2018年将是各种风险汇聚的一年,是你必须始终保持警惕的一年。

在无数次特朗普深夜推文的咆哮中,在史上最高的股价中,在比特币的一路狂飙中,2017年就这样结束了。

进入2018年,资产价值的稳步增长和波动性的衰减似乎已经成了“新常态”,全球经济增长保持稳健,各个资产类别都弥漫着乐观情绪。但现在还不是我们骄傲自满的时候。

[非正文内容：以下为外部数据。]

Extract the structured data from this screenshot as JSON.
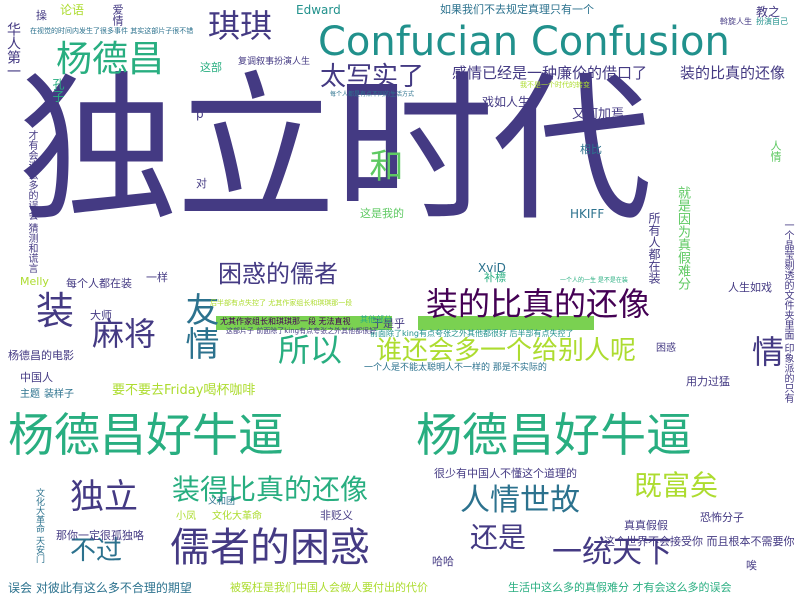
{
  "cloud": {
    "main": "独立时代",
    "w1": "杨德昌好牛逼",
    "w2": "杨德昌好牛逼",
    "w3": "儒者的困惑",
    "w4": "Confucian Confusion",
    "w5": "装的比真的还像",
    "w6": "谁还会多一个给别人呢",
    "w7": "装得比真的还像",
    "w8": "太写实了",
    "w9": "感情已经是一种廉价的借口了",
    "w10": "装的比真的还像",
    "w11": "困惑的儒者",
    "w12": "杨德昌",
    "w13": "琪琪",
    "w14": "麻将",
    "w15": "友情",
    "w16": "所以",
    "w17": "人情世故",
    "w18": "独立",
    "w19": "还是",
    "w20": "一统天下",
    "w21": "不过",
    "w22": "既富矣",
    "w23": "装",
    "w24": "情",
    "w25": "和",
    "w26": "戏如人生",
    "w27": "又何加焉",
    "w28": "如果我们不去规定真理只有一个",
    "w29": "论语",
    "w30": "Edward",
    "w31": "爱情",
    "w32": "教之",
    "w33": "操",
    "w34": "这部",
    "w35": "复调叙事",
    "w36": "扮演人生",
    "w37": "孔子",
    "w38": "华人第一",
    "w39": "XviD",
    "w40": "HKIFF",
    "w41": "补標",
    "w42": "所有人都在装",
    "w43": "就是因为真假难分",
    "w44": "人生如戏",
    "w45": "相比",
    "w46": "这是我的",
    "w47": "每个人都在装",
    "w48": "Melly",
    "w49": "大师",
    "w50": "一样",
    "w51": "杨德昌的电影",
    "w52": "中国人",
    "w53": "主题",
    "w54": "装样子",
    "w55": "要不要去Friday喝杯咖啡",
    "w56": "用力过猛",
    "w57": "困惑",
    "w58": "于是乎",
    "w59": "很少有中国人不懂这个道理的",
    "w60": "这个世界不会接受你 而且根本不需要你",
    "w61": "真真假假",
    "w62": "恐怖分子",
    "w63": "唉",
    "w64": "误会 对彼此有这么多不合理的期望",
    "w65": "被冤枉是我们中国人会做人要付出的代价",
    "w66": "生活中这么多的真假难分 才有会这么多的误会",
    "w67": "那你一定很孤独咯",
    "w68": "哈哈",
    "w69": "非贬义",
    "w70": "文化大革命",
    "w71": "小凤",
    "w72": "义和团",
    "w73": "文化大革命 天安门",
    "w74": "人情",
    "w75": "一个晶莹剔透的文件夹里面 印象派的只有",
    "w76": "其他部分",
    "w77": "p",
    "w78": "对",
    "w79": "才有会这么多的误会 猜测和谎言",
    "w80": "一个人是不能太聪明人不一样的 那是不实际的",
    "w81": "尤其作家组长和琪琪那一段 无法直视",
    "w82": "前面除了king有点夸张之外其他都很好 后半部有点失控了",
    "w83": "在视觉的时间内发生了很多事件 其实这部片子很不错",
    "w84": "每个人都是有点不同的生活方式",
    "w85": "我不是一个时代的转变",
    "w86": "一个人的一生 是不是在装",
    "w87": "后半部有点失控了 尤其作家组长和琪琪那一段",
    "w88": "这部片子 前面除了king有点夸张之外其他都很好",
    "w89": "斡旋人生",
    "w90": "扮演自己"
  },
  "colors": {
    "background": "#ffffff",
    "indigo": "#443a83",
    "blue_teal": "#2c728e",
    "green": "#28ae80",
    "yellow_green": "#addc30",
    "dark_purple": "#440154",
    "teal": "#21918c",
    "light_green": "#5ec962"
  }
}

我们必须看到,随着一些政策行将就木,一些热门交易无疾而终,2018年将是各种风险汇聚的一年,是你必须始终保持警惕的一年。以下就是2018年全球市场上最重要的一些问题,这些问题或许令你喜忧参半,不过却不失为了解新的一年全球市场动态的一个好的切入点。

债务投资趋冷

诚然,一部分人的垃圾债大爆发之说已经被证明是杞人忧天,高收益债券和投资级债券预计今年都会给投资者带来回报。然而在债券领域,投资者2018年面临的风险也不少。美联储目前正在缩表,欧洲央行放缓了购债计划,有预测显示,今年的通胀率终于会有所上升。

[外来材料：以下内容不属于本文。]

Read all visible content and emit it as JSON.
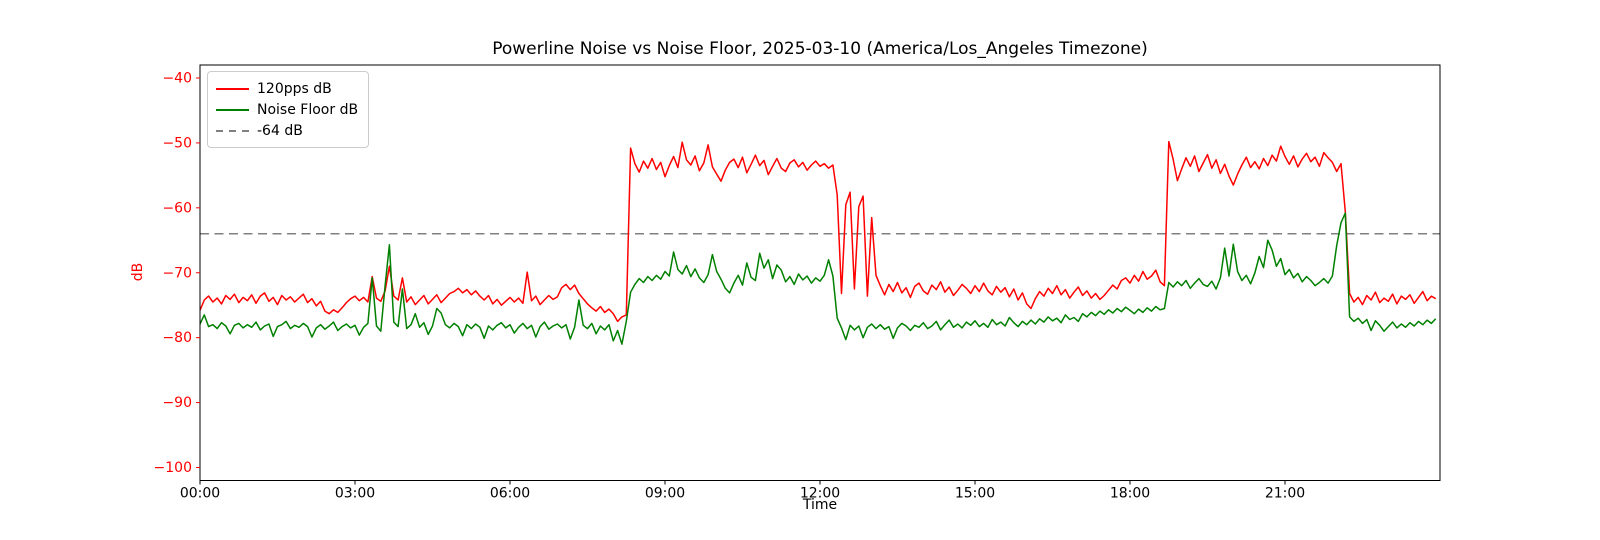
{
  "figure": {
    "title": "Powerline Noise vs Noise Floor, 2025-03-10 (America/Los_Angeles Timezone)",
    "xlabel": "Time",
    "ylabel": "dB"
  },
  "chart_data": {
    "type": "line",
    "title": "Powerline Noise vs Noise Floor, 2025-03-10 (America/Los_Angeles Timezone)",
    "xlabel": "Time",
    "ylabel": "dB",
    "x_unit": "time_of_day",
    "x_start": "00:00",
    "sample_interval_minutes": 5,
    "xlim_hours": [
      0,
      24
    ],
    "ylim": [
      -102,
      -38
    ],
    "y_ticks": [
      -40,
      -50,
      -60,
      -70,
      -80,
      -90,
      -100
    ],
    "x_ticks": [
      {
        "hour": 0,
        "label": "00:00"
      },
      {
        "hour": 3,
        "label": "03:00"
      },
      {
        "hour": 6,
        "label": "06:00"
      },
      {
        "hour": 9,
        "label": "09:00"
      },
      {
        "hour": 12,
        "label": "12:00"
      },
      {
        "hour": 15,
        "label": "15:00"
      },
      {
        "hour": 18,
        "label": "18:00"
      },
      {
        "hour": 21,
        "label": "21:00"
      }
    ],
    "grid": false,
    "legend_position": "upper left",
    "axis_colors": {
      "y_ticks": "#ff0000",
      "x_ticks": "#000000",
      "spines": "#000000",
      "ylabel": "#ff0000"
    },
    "threshold_line": {
      "label": "-64 dB",
      "value": -64,
      "color": "#808080",
      "style": "dashed"
    },
    "series": [
      {
        "name": "120pps dB",
        "color": "#ff0000",
        "style": "solid",
        "values": [
          -75.8,
          -74.2,
          -73.6,
          -74.5,
          -73.9,
          -74.8,
          -73.5,
          -74.1,
          -73.3,
          -74.6,
          -73.8,
          -74.3,
          -73.4,
          -74.7,
          -73.6,
          -73.1,
          -74.4,
          -73.8,
          -74.9,
          -73.5,
          -74.2,
          -73.7,
          -74.5,
          -73.9,
          -73.3,
          -74.6,
          -74.0,
          -75.1,
          -74.4,
          -75.9,
          -76.3,
          -75.7,
          -76.1,
          -75.4,
          -74.6,
          -74.0,
          -73.6,
          -74.3,
          -73.8,
          -74.5,
          -70.6,
          -73.9,
          -74.4,
          -72.8,
          -69.0,
          -73.6,
          -74.2,
          -70.8,
          -74.5,
          -73.7,
          -74.9,
          -74.2,
          -73.5,
          -74.8,
          -74.1,
          -73.4,
          -74.6,
          -73.9,
          -73.2,
          -72.9,
          -72.4,
          -73.1,
          -72.6,
          -73.4,
          -72.8,
          -73.6,
          -74.2,
          -73.5,
          -74.8,
          -74.1,
          -75.0,
          -74.4,
          -73.8,
          -74.5,
          -73.9,
          -74.7,
          -69.9,
          -74.3,
          -73.6,
          -74.9,
          -74.2,
          -73.5,
          -74.1,
          -73.7,
          -72.3,
          -71.8,
          -72.6,
          -71.9,
          -73.2,
          -74.0,
          -74.8,
          -75.4,
          -75.9,
          -75.2,
          -76.1,
          -75.6,
          -76.3,
          -77.5,
          -76.8,
          -76.5,
          -50.8,
          -53.2,
          -54.5,
          -52.8,
          -53.9,
          -52.4,
          -54.1,
          -53.0,
          -55.2,
          -53.5,
          -52.1,
          -53.8,
          -49.9,
          -52.6,
          -53.4,
          -52.0,
          -54.3,
          -53.1,
          -50.3,
          -53.7,
          -54.8,
          -55.9,
          -54.2,
          -53.0,
          -52.5,
          -53.8,
          -52.2,
          -54.6,
          -53.3,
          -51.9,
          -53.5,
          -52.7,
          -54.9,
          -53.6,
          -52.4,
          -53.9,
          -54.4,
          -53.1,
          -52.6,
          -53.7,
          -53.0,
          -54.2,
          -53.4,
          -52.8,
          -53.6,
          -53.2,
          -53.9,
          -53.4,
          -58.0,
          -73.2,
          -59.5,
          -57.6,
          -72.5,
          -59.8,
          -58.2,
          -73.6,
          -61.5,
          -70.4,
          -72.0,
          -73.4,
          -71.8,
          -72.9,
          -71.5,
          -73.1,
          -72.3,
          -73.8,
          -72.1,
          -71.6,
          -72.8,
          -73.3,
          -71.9,
          -72.6,
          -71.4,
          -73.0,
          -72.2,
          -73.5,
          -72.7,
          -71.8,
          -72.4,
          -73.2,
          -72.0,
          -72.9,
          -71.6,
          -72.8,
          -73.4,
          -72.1,
          -73.0,
          -72.3,
          -73.7,
          -72.5,
          -74.2,
          -73.1,
          -74.8,
          -75.5,
          -74.0,
          -72.9,
          -73.6,
          -72.4,
          -73.2,
          -72.0,
          -73.4,
          -72.6,
          -73.9,
          -73.0,
          -72.2,
          -73.5,
          -72.8,
          -73.9,
          -73.2,
          -74.1,
          -73.5,
          -72.7,
          -71.9,
          -72.5,
          -71.2,
          -70.8,
          -71.6,
          -70.4,
          -71.3,
          -69.8,
          -71.0,
          -70.5,
          -69.6,
          -71.4,
          -72.0,
          -49.8,
          -52.5,
          -55.8,
          -54.0,
          -52.3,
          -53.6,
          -52.0,
          -54.4,
          -53.1,
          -51.8,
          -53.9,
          -52.6,
          -54.7,
          -53.3,
          -55.1,
          -56.5,
          -54.8,
          -53.4,
          -52.2,
          -53.8,
          -52.9,
          -54.0,
          -52.4,
          -53.5,
          -51.9,
          -52.8,
          -50.5,
          -52.1,
          -53.3,
          -52.0,
          -53.7,
          -52.5,
          -51.6,
          -52.9,
          -52.2,
          -53.6,
          -51.5,
          -52.3,
          -53.0,
          -54.4,
          -53.2,
          -60.6,
          -73.2,
          -74.5,
          -73.8,
          -74.9,
          -73.5,
          -74.2,
          -73.0,
          -74.6,
          -73.9,
          -74.4,
          -73.3,
          -74.8,
          -73.6,
          -74.1,
          -73.4,
          -74.7,
          -73.8,
          -72.9,
          -74.3,
          -73.6,
          -74.0
        ]
      },
      {
        "name": "Noise Floor dB",
        "color": "#008000",
        "style": "solid",
        "values": [
          -77.9,
          -76.5,
          -78.3,
          -78.0,
          -78.6,
          -77.7,
          -78.2,
          -79.4,
          -78.1,
          -77.8,
          -78.5,
          -78.0,
          -78.4,
          -77.6,
          -78.8,
          -78.2,
          -77.9,
          -79.8,
          -78.3,
          -78.0,
          -77.5,
          -78.6,
          -78.1,
          -78.4,
          -77.8,
          -78.3,
          -79.9,
          -78.5,
          -78.0,
          -78.7,
          -78.2,
          -77.6,
          -78.9,
          -78.3,
          -77.9,
          -78.5,
          -78.1,
          -79.6,
          -78.4,
          -77.8,
          -70.8,
          -78.2,
          -79.0,
          -72.0,
          -65.7,
          -77.6,
          -78.3,
          -72.5,
          -78.6,
          -78.0,
          -76.3,
          -78.4,
          -77.7,
          -79.5,
          -78.2,
          -75.5,
          -76.2,
          -78.0,
          -78.5,
          -77.8,
          -78.3,
          -79.7,
          -78.0,
          -78.6,
          -77.9,
          -78.4,
          -80.1,
          -78.2,
          -78.8,
          -78.1,
          -77.7,
          -78.5,
          -78.0,
          -79.3,
          -78.4,
          -77.8,
          -78.6,
          -78.1,
          -79.9,
          -78.3,
          -77.6,
          -78.7,
          -78.2,
          -77.9,
          -78.5,
          -78.0,
          -80.2,
          -78.4,
          -74.2,
          -78.1,
          -78.6,
          -77.8,
          -79.4,
          -78.2,
          -78.8,
          -78.0,
          -80.5,
          -78.9,
          -81.0,
          -77.5,
          -73.0,
          -71.8,
          -70.9,
          -71.5,
          -70.6,
          -71.2,
          -70.4,
          -71.0,
          -69.8,
          -70.5,
          -66.8,
          -69.5,
          -70.2,
          -68.9,
          -70.6,
          -69.4,
          -70.8,
          -71.5,
          -70.3,
          -67.2,
          -69.8,
          -71.0,
          -72.4,
          -73.1,
          -71.6,
          -70.4,
          -71.9,
          -68.5,
          -70.7,
          -71.2,
          -67.0,
          -69.3,
          -68.0,
          -70.9,
          -68.8,
          -69.6,
          -71.4,
          -70.6,
          -71.8,
          -70.2,
          -71.1,
          -70.5,
          -71.6,
          -70.8,
          -71.3,
          -70.4,
          -68.0,
          -70.5,
          -77.0,
          -78.5,
          -80.3,
          -78.1,
          -78.8,
          -78.2,
          -80.0,
          -78.4,
          -77.9,
          -78.6,
          -78.0,
          -78.7,
          -78.3,
          -80.1,
          -78.5,
          -77.8,
          -78.2,
          -78.9,
          -78.1,
          -78.4,
          -77.7,
          -78.6,
          -78.2,
          -77.5,
          -78.8,
          -78.0,
          -77.3,
          -78.4,
          -77.9,
          -78.5,
          -77.6,
          -78.1,
          -77.4,
          -78.3,
          -77.8,
          -78.4,
          -77.2,
          -78.0,
          -77.6,
          -78.2,
          -76.9,
          -77.7,
          -78.3,
          -77.5,
          -78.0,
          -77.3,
          -77.9,
          -77.1,
          -77.6,
          -76.8,
          -77.4,
          -77.0,
          -77.7,
          -76.5,
          -77.2,
          -76.9,
          -77.5,
          -76.3,
          -76.8,
          -76.1,
          -76.6,
          -75.9,
          -76.4,
          -75.7,
          -76.2,
          -75.5,
          -76.0,
          -75.3,
          -75.8,
          -76.3,
          -75.6,
          -76.1,
          -75.4,
          -75.9,
          -75.2,
          -75.7,
          -75.5,
          -71.5,
          -72.2,
          -71.4,
          -72.0,
          -71.2,
          -72.4,
          -71.6,
          -70.9,
          -71.8,
          -72.1,
          -71.3,
          -72.5,
          -70.8,
          -66.2,
          -70.5,
          -65.6,
          -69.8,
          -71.2,
          -70.4,
          -71.7,
          -70.0,
          -67.5,
          -69.2,
          -65.0,
          -66.5,
          -69.0,
          -67.8,
          -70.3,
          -69.5,
          -70.8,
          -70.1,
          -71.4,
          -70.6,
          -71.2,
          -72.0,
          -71.5,
          -70.9,
          -71.6,
          -70.5,
          -65.8,
          -62.3,
          -60.8,
          -76.8,
          -77.5,
          -77.0,
          -77.8,
          -77.2,
          -78.9,
          -77.4,
          -78.1,
          -79.0,
          -78.3,
          -77.6,
          -78.5,
          -77.9,
          -78.4,
          -77.7,
          -78.2,
          -77.5,
          -78.0,
          -77.3,
          -77.8,
          -77.1
        ]
      }
    ]
  },
  "legend": {
    "entries": [
      {
        "label": "120pps dB"
      },
      {
        "label": "Noise Floor dB"
      },
      {
        "label": "-64 dB"
      }
    ]
  }
}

据美银美林12月发布的一项调查显示,债权投资者普遍认为,泡沫是该资产类别面临的最大风险,紧随其后的是高通胀和高债息。市场的现金流情况就反应了投资者的这种不安心理。据彭博社数据显示,去年12月,市场出现了近14个月以来投资者首次从企业债交易所基金中大规模抽资的情况。

商业周期老化

根据美国全国经济研究局和彭博情报的数据,如果美国经济2018年上半年能够继续保持当前增速,则美国经济将基本达到现代史上第二长的发展周期。

美国经济的稳健复苏,有助于促进全球经济发展,激发各个市场的乐观情绪。花旗银行的主要经济体惊喜指数目前已逼近2010年以来的最高水平,不少单项数据还超过了分析师的预期。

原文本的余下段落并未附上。